У всех тут стираются все грани национального, социального, возраста, даже пола. Кто-то сочится от барака к бараку, и не знаешь, это мужчина, женщина, старик, молодой, вор, банкир, учитель… Кем оно было в прошлой жизни, которой больше не существует?.. А эти, «мусульмане», отупевшие, опустошенные, и вовсе как один, размноженный тысячу раз. И каждая следующая копия бледнее, как будто краски остается все меньше и меньше. Они даже не дышат, а урывками воруют воздух, воздух ведь теперь тоже собственность великого рейха. Живые трупы, люди-веревки, вместо глаз пустота. За мыслью о еде они забыли самое себя. Я долго разглядывала ту свою первую «мусульманку». Неужели это тоже человек? Что должно произойти, чтобы я стала такой же? И сколько на это уйдет времени? Оказалось, чуть больше месяца. У иных и того меньше. Видишь ли, сложно протянуть на брюквенном супе, а он иногда прокисает настолько, что уже бродить начинает. И еще пайка хлеба, в котором от хлеба-то почти ничего, одни каштаны да опилки. И при этом работать как пахотный бык. Но дело не только в еде. Я тогда явственно поняла, что если не начну делать то, что положено делать человеку, то и сама окажусь на дне. Ад поглотит и уничтожит последние зачатки жизни. И я пошла в умывальню. Вода мутная, застойная, но я начала тереть лицо, натирать шею до красноты. Глубоко въевшуюся грязь без мыла и мочалки одной холодной водой, конечно, не смоешь, но даже сам этот ритуал вернул меня к какому-то подобию цивилизованного существования. Еще на шаг отдалило от возврата к первобытному, одичалому. Понимаешь, я делала это не ради красоты лица, но ради сохранения человеческих повадок. Иначе здравствуй, стадо, еще дышащее, но уже помазанное в жертвенные агнцы своими же нечистотами. Да, дизентерия у каждого третьего. Халаты, штаны свисают сзади, измазанные непросыхающими испражнениями. Люди обессиливают и уже не способны добежать до туалета и ходят под себя, уже не ощущая процесса. Иногда только по проклятиям соседей с нижних нар и понимаешь, что опять… Я лежала рядом с такой. Мерзко тебе?

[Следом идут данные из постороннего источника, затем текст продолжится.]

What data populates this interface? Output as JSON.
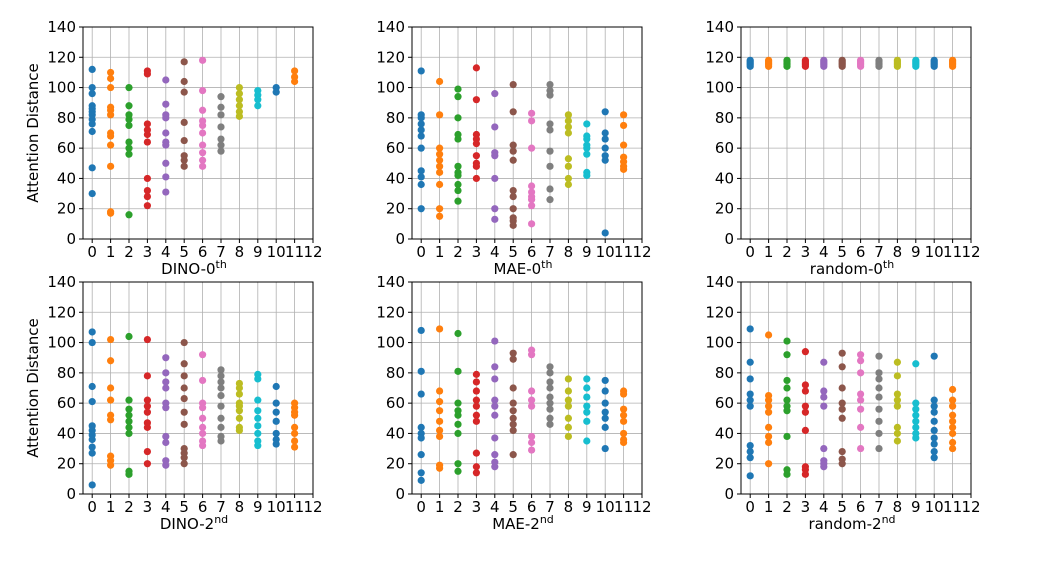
{
  "chart_data": [
    {
      "type": "scatter",
      "xlabel": "DINO-0",
      "xlabel_sup": "th",
      "ylabel": "Attention Distance",
      "xlim": [
        -0.5,
        12
      ],
      "ylim": [
        0,
        140
      ],
      "xticks": [
        "0",
        "1",
        "2",
        "3",
        "4",
        "5",
        "6",
        "7",
        "8",
        "9",
        "10",
        "11",
        "12"
      ],
      "yticks": [
        "0",
        "20",
        "40",
        "60",
        "80",
        "100",
        "120",
        "140"
      ],
      "layers": [
        [
          112,
          100,
          96,
          88,
          86,
          84,
          82,
          79,
          76,
          71,
          47,
          30
        ],
        [
          110,
          106,
          100,
          87,
          85,
          82,
          70,
          68,
          62,
          48,
          18,
          17
        ],
        [
          100,
          88,
          82,
          79,
          75,
          64,
          60,
          56,
          16
        ],
        [
          111,
          109,
          76,
          72,
          69,
          64,
          40,
          32,
          28,
          22
        ],
        [
          105,
          89,
          82,
          80,
          70,
          64,
          62,
          50,
          41,
          31
        ],
        [
          117,
          104,
          97,
          77,
          65,
          55,
          52,
          48
        ],
        [
          118,
          98,
          85,
          78,
          75,
          70,
          62,
          57,
          52,
          48
        ],
        [
          94,
          87,
          82,
          74,
          66,
          62,
          58
        ],
        [
          100,
          96,
          92,
          88,
          84,
          81
        ],
        [
          98,
          95,
          92,
          88
        ],
        [
          100,
          97
        ],
        [
          111,
          107,
          104
        ]
      ]
    },
    {
      "type": "scatter",
      "xlabel": "MAE-0",
      "xlabel_sup": "th",
      "ylabel": "",
      "xlim": [
        -0.5,
        12
      ],
      "ylim": [
        0,
        140
      ],
      "xticks": [
        "0",
        "1",
        "2",
        "3",
        "4",
        "5",
        "6",
        "7",
        "8",
        "9",
        "10",
        "11",
        "12"
      ],
      "yticks": [
        "0",
        "20",
        "40",
        "60",
        "80",
        "100",
        "120",
        "140"
      ],
      "layers": [
        [
          111,
          82,
          80,
          76,
          72,
          68,
          60,
          45,
          41,
          36,
          20
        ],
        [
          104,
          82,
          60,
          56,
          52,
          48,
          44,
          36,
          20,
          15
        ],
        [
          99,
          94,
          80,
          69,
          66,
          48,
          44,
          42,
          36,
          32,
          25
        ],
        [
          113,
          92,
          69,
          66,
          63,
          55,
          50,
          48,
          40
        ],
        [
          96,
          74,
          57,
          55,
          40,
          20,
          13
        ],
        [
          102,
          84,
          62,
          58,
          52,
          32,
          28,
          20,
          14,
          12,
          9
        ],
        [
          83,
          78,
          60,
          35,
          31,
          28,
          26,
          22,
          10
        ],
        [
          102,
          98,
          95,
          76,
          72,
          58,
          48,
          33,
          26
        ],
        [
          82,
          78,
          74,
          70,
          53,
          48,
          40,
          36
        ],
        [
          76,
          68,
          66,
          62,
          60,
          56,
          44,
          42
        ],
        [
          84,
          70,
          66,
          60,
          55,
          52,
          4
        ],
        [
          82,
          75,
          62,
          54,
          51,
          48,
          46
        ]
      ]
    },
    {
      "type": "scatter",
      "xlabel": "random-0",
      "xlabel_sup": "th",
      "ylabel": "",
      "xlim": [
        -0.5,
        12
      ],
      "ylim": [
        0,
        140
      ],
      "xticks": [
        "0",
        "1",
        "2",
        "3",
        "4",
        "5",
        "6",
        "7",
        "8",
        "9",
        "10",
        "11",
        "12"
      ],
      "yticks": [
        "0",
        "20",
        "40",
        "60",
        "80",
        "100",
        "120",
        "140"
      ],
      "layers": [
        [
          118,
          117,
          116,
          115,
          114
        ],
        [
          118,
          117,
          116,
          115,
          114
        ],
        [
          118,
          117,
          116,
          115,
          114
        ],
        [
          118,
          117,
          116,
          115,
          114
        ],
        [
          118,
          117,
          116,
          115,
          114
        ],
        [
          118,
          117,
          116,
          115,
          114
        ],
        [
          118,
          117,
          116,
          115,
          114
        ],
        [
          118,
          117,
          116,
          115,
          114
        ],
        [
          118,
          117,
          116,
          115,
          114
        ],
        [
          118,
          117,
          116,
          115,
          114
        ],
        [
          118,
          117,
          116,
          115,
          114
        ],
        [
          118,
          117,
          116,
          115,
          114
        ]
      ]
    },
    {
      "type": "scatter",
      "xlabel": "DINO-2",
      "xlabel_sup": "nd",
      "ylabel": "Attention Distance",
      "xlim": [
        -0.5,
        12
      ],
      "ylim": [
        0,
        140
      ],
      "xticks": [
        "0",
        "1",
        "2",
        "3",
        "4",
        "5",
        "6",
        "7",
        "8",
        "9",
        "10",
        "11",
        "12"
      ],
      "yticks": [
        "0",
        "20",
        "40",
        "60",
        "80",
        "100",
        "120",
        "140"
      ],
      "layers": [
        [
          107,
          100,
          71,
          61,
          45,
          42,
          39,
          36,
          31,
          27,
          6
        ],
        [
          102,
          88,
          70,
          62,
          52,
          49,
          25,
          22,
          19
        ],
        [
          104,
          62,
          56,
          52,
          48,
          44,
          40,
          15,
          13
        ],
        [
          102,
          78,
          62,
          58,
          54,
          47,
          44,
          28,
          20
        ],
        [
          90,
          80,
          74,
          70,
          60,
          57,
          38,
          34,
          22,
          19
        ],
        [
          100,
          86,
          78,
          70,
          63,
          54,
          46,
          30,
          27,
          24,
          20
        ],
        [
          92,
          75,
          60,
          57,
          50,
          44,
          40,
          35,
          32
        ],
        [
          82,
          78,
          74,
          70,
          65,
          58,
          50,
          44,
          38,
          35
        ],
        [
          73,
          70,
          66,
          60,
          58,
          55,
          50,
          44,
          42
        ],
        [
          79,
          76,
          62,
          55,
          50,
          45,
          40,
          35,
          32
        ],
        [
          71,
          60,
          54,
          48,
          40,
          36,
          33
        ],
        [
          60,
          57,
          54,
          52,
          44,
          40,
          35,
          31
        ]
      ]
    },
    {
      "type": "scatter",
      "xlabel": "MAE-2",
      "xlabel_sup": "nd",
      "ylabel": "",
      "xlim": [
        -0.5,
        12
      ],
      "ylim": [
        0,
        140
      ],
      "xticks": [
        "0",
        "1",
        "2",
        "3",
        "4",
        "5",
        "6",
        "7",
        "8",
        "9",
        "10",
        "11",
        "12"
      ],
      "yticks": [
        "0",
        "20",
        "40",
        "60",
        "80",
        "100",
        "120",
        "140"
      ],
      "layers": [
        [
          108,
          81,
          66,
          44,
          40,
          37,
          26,
          14,
          9
        ],
        [
          109,
          68,
          61,
          55,
          48,
          42,
          38,
          19,
          17
        ],
        [
          106,
          81,
          60,
          55,
          52,
          46,
          40,
          20,
          15
        ],
        [
          79,
          74,
          68,
          62,
          58,
          52,
          48,
          27,
          18,
          14
        ],
        [
          101,
          84,
          76,
          62,
          58,
          52,
          37,
          26,
          21,
          18
        ],
        [
          93,
          89,
          70,
          60,
          55,
          50,
          46,
          42,
          26
        ],
        [
          95,
          92,
          68,
          62,
          58,
          38,
          34,
          29
        ],
        [
          84,
          80,
          74,
          70,
          64,
          60,
          56,
          50,
          46
        ],
        [
          76,
          68,
          62,
          58,
          50,
          44,
          38
        ],
        [
          76,
          70,
          64,
          58,
          54,
          48,
          35
        ],
        [
          75,
          68,
          60,
          54,
          50,
          44,
          30
        ],
        [
          68,
          66,
          56,
          52,
          48,
          40,
          36,
          34
        ]
      ]
    },
    {
      "type": "scatter",
      "xlabel": "random-2",
      "xlabel_sup": "nd",
      "ylabel": "",
      "xlim": [
        -0.5,
        12
      ],
      "ylim": [
        0,
        140
      ],
      "xticks": [
        "0",
        "1",
        "2",
        "3",
        "4",
        "5",
        "6",
        "7",
        "8",
        "9",
        "10",
        "11",
        "12"
      ],
      "yticks": [
        "0",
        "20",
        "40",
        "60",
        "80",
        "100",
        "120",
        "140"
      ],
      "layers": [
        [
          109,
          87,
          76,
          66,
          62,
          58,
          32,
          28,
          24,
          12
        ],
        [
          105,
          65,
          62,
          58,
          54,
          44,
          38,
          34,
          20
        ],
        [
          101,
          92,
          75,
          70,
          62,
          58,
          55,
          38,
          16,
          13
        ],
        [
          94,
          72,
          68,
          58,
          54,
          42,
          18,
          16,
          13
        ],
        [
          87,
          68,
          64,
          58,
          30,
          22,
          20,
          18
        ],
        [
          93,
          84,
          70,
          60,
          56,
          50,
          28,
          23,
          20
        ],
        [
          92,
          88,
          80,
          66,
          62,
          56,
          44,
          30
        ],
        [
          91,
          80,
          76,
          70,
          64,
          56,
          48,
          40,
          30
        ],
        [
          87,
          78,
          66,
          62,
          58,
          44,
          40,
          35
        ],
        [
          86,
          60,
          56,
          52,
          48,
          44,
          40,
          37
        ],
        [
          91,
          62,
          58,
          54,
          48,
          42,
          37,
          33,
          28,
          24
        ],
        [
          69,
          62,
          58,
          52,
          48,
          44,
          40,
          34,
          30
        ]
      ]
    }
  ],
  "colors": [
    "#1f77b4",
    "#ff7f0e",
    "#2ca02c",
    "#d62728",
    "#9467bd",
    "#8c564b",
    "#e377c2",
    "#7f7f7f",
    "#bcbd22",
    "#17becf",
    "#1f77b4",
    "#ff7f0e"
  ]
}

Бекки посмотрела на меня с вызовом, я нутром почуял, что она ждет выражение отвращения на моем лице.
– Она корчилась, зажималась, но живот ей скрутило так, что не вытерпела и прямо на меня… Вопрос пары таблеток и гигиены, но не здесь.
И снова я молчал.
– В прежней жизни я много читала. Я помню: «Мыслю, следовательно, существую». Здесь мы уже давно не мыслим, никаких крох разума, одна пустота. Значит, нас уже не существует. Мы пустота. Но разве пустота может так болеть?
Она уронила голову и уткнулась подбородком в грудь. Я не нарушал тишину. Я боялся спугнуть Бекки, как боятся спугнуть птицу, пролетавшую мимо и случайно севшую рядом. Она вдруг подняла голову.
– Думаешь, я хочу выплакаться? Да, это едва ли не самая большая душевная потребность здесь. Нас сотни тысяч ушей, а пожаловаться некому. Как я могу плакаться соседке по нарам о своей несчастной милой матери, когда эта женщина сама захлебывается в своих муках: потеряла детей и мужа, он болел и поэтому был бесполезен на работах, а они дети, вот и все. Пожаловаться ей, что моя мать не пережила транспорт… А у нее в голове только двое невинных детей, удушенных газом. И она расскажет, что не видит за собой права жить после того, что позволила сотворить со своими детьми. И что не пошла на проволоку только потому, что где-то в родной деревне осталась старуха-мать с третьим, младшим, которого удалось спрятать… Но она уже не плачет. Только живые оплакивают мертвых, но разве она живая? Ничего живого в ней уже не осталось, ни капли жизненного сока, ни единой слезы. Она уже давно там, с детьми и их отцом. Только ночью во сне что-то наполняет эту оболочку и она мечется в бреду, повторяет имена детей – это сводит с ума соседей, но ни у кого не достает смелости разбудить ее и упрекнуть.